As time went by it became clear that controversy would rise up due to the game’s character and it happened many times until now. Far Cry 5 director creative director Dan Hay took some time to speak to gamesindustry.biz about the matter and clear things out for his team.
According to Hay, the team didn’t know what theme to go for after Far Cry 3. They wanted to bring the game’s setting to the United States but since the subject was too generic they didn’t know what to do about it. To find what was this setting missing, Hay flew to Montana where he lived earlier and tried to find inspiration from the people there.
“We weren’t sure at first, but within two days, we’d met enough interesting people, we’d been to enough interesting bars, we’d heard enough stories about people that wanted to live life the way they wanted… some people had actually moved to Montana to get away from the prying eyes of the government. There was this flavor, this feeling, and it felt very Far Cry.”
The team needed a villain for Far Cry 5 and as it happened with its predecessors it had to be an iconic figure with strong beliefs and manipulative character. Given the concept, the idea of a Cult “father” is far more on point than any other would do.
“We wanted to build this magnetic villain who has the ability to manipulate people,” he explains. “The cult experts we were talking to were using words and a language I’ve never heard before. Some of these cults and leaders had almost built their own kind of language, talking about bliss and bliss-bombing people – it was strange. We realised we had something there but it had to be ours.
Setting the Father as the main villain in Far Cry 5 was a huge step but the world around him is both influenced by his beliefs and by their own characters. The Montreal studio took that under consideration when developing the game, so when you start playing it will feel more like you create your own story that following a written script:
“[The anti-cult message], it’s a theme. It’s a very potent elixir, but it’s a spine. There’s a lot of other meat and bone and sinew wrapped around that. The game still has to be fun, the opportunity to express yourself still has to be fun but it also needs to feel real in a way that if you meet a character or interact with them, they have beliefs. They’re not just waiting around to give you a mission, and the world around them feels believable.”
Hay also admitted that he believe’s it’s ok to be experimenting with such political and ideological themes as long as you don’t talk about facts.
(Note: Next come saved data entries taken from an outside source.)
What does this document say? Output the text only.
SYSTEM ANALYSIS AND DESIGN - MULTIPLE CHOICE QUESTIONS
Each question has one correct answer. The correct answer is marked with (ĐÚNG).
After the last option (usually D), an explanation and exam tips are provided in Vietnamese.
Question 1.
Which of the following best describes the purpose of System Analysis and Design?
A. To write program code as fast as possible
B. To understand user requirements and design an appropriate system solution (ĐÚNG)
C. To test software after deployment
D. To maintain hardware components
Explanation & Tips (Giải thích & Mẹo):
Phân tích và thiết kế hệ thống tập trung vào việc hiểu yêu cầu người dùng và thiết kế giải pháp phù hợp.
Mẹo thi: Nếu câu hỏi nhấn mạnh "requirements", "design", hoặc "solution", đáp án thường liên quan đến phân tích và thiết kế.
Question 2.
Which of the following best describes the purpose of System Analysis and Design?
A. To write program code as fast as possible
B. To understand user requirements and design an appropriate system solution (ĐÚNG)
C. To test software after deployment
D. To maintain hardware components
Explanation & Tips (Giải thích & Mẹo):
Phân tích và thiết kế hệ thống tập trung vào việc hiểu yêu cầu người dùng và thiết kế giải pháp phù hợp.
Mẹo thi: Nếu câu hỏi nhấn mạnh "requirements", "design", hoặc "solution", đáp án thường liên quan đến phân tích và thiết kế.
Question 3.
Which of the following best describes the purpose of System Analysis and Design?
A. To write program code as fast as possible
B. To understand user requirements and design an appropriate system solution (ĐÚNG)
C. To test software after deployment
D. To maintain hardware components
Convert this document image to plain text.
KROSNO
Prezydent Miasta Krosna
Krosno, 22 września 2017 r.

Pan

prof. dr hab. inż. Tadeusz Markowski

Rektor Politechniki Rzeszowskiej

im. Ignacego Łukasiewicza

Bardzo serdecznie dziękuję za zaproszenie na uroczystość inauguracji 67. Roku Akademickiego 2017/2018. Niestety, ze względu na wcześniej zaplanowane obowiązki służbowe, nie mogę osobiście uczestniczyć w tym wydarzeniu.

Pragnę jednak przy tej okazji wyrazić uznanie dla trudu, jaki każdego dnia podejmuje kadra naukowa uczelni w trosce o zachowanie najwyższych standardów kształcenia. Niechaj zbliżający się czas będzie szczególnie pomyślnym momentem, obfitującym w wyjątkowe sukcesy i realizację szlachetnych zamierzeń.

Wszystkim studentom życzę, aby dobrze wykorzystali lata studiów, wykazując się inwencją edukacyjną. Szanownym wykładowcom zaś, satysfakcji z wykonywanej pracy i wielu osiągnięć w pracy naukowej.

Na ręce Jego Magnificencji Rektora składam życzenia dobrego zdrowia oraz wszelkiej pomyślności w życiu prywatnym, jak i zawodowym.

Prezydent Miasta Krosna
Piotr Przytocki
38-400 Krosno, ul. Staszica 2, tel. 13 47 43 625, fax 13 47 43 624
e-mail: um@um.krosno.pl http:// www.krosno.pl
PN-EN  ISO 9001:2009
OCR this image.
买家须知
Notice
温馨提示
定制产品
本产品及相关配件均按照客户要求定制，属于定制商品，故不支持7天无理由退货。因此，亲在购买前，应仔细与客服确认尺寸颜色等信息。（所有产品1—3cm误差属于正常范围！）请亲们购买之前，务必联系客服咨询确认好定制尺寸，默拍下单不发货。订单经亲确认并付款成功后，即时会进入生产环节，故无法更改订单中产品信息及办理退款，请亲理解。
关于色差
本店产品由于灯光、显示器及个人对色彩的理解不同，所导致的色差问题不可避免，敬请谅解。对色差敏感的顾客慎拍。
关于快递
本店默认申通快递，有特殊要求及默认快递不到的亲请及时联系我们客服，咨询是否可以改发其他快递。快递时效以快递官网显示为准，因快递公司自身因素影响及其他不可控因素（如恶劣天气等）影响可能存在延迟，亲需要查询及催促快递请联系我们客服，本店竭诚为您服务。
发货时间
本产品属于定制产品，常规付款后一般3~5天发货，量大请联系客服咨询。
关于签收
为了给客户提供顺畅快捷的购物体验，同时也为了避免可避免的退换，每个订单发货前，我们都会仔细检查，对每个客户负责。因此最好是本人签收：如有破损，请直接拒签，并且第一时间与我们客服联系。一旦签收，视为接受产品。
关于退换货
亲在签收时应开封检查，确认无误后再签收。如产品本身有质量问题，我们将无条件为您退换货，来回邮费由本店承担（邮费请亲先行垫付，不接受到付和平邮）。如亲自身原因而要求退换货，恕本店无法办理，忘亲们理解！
He used the show “The Twilight Zone” to prove his point, saying that “they would explore different themes but they would do it using science fiction, using a little bit of reality but then they would shift and change so that you were touching on certain things without really realising you were doing it”.
At the end, he stated that the series is now past beyond blowing things up and killing whatever stands in your way. The developer wants you to meet characters, have relationships, be in a world that feels real and put you in a moment where you’re introspective. For what is worth, all controversies will be clear when the game will release on February 27th for PlayStation 4, Xbox One and PC.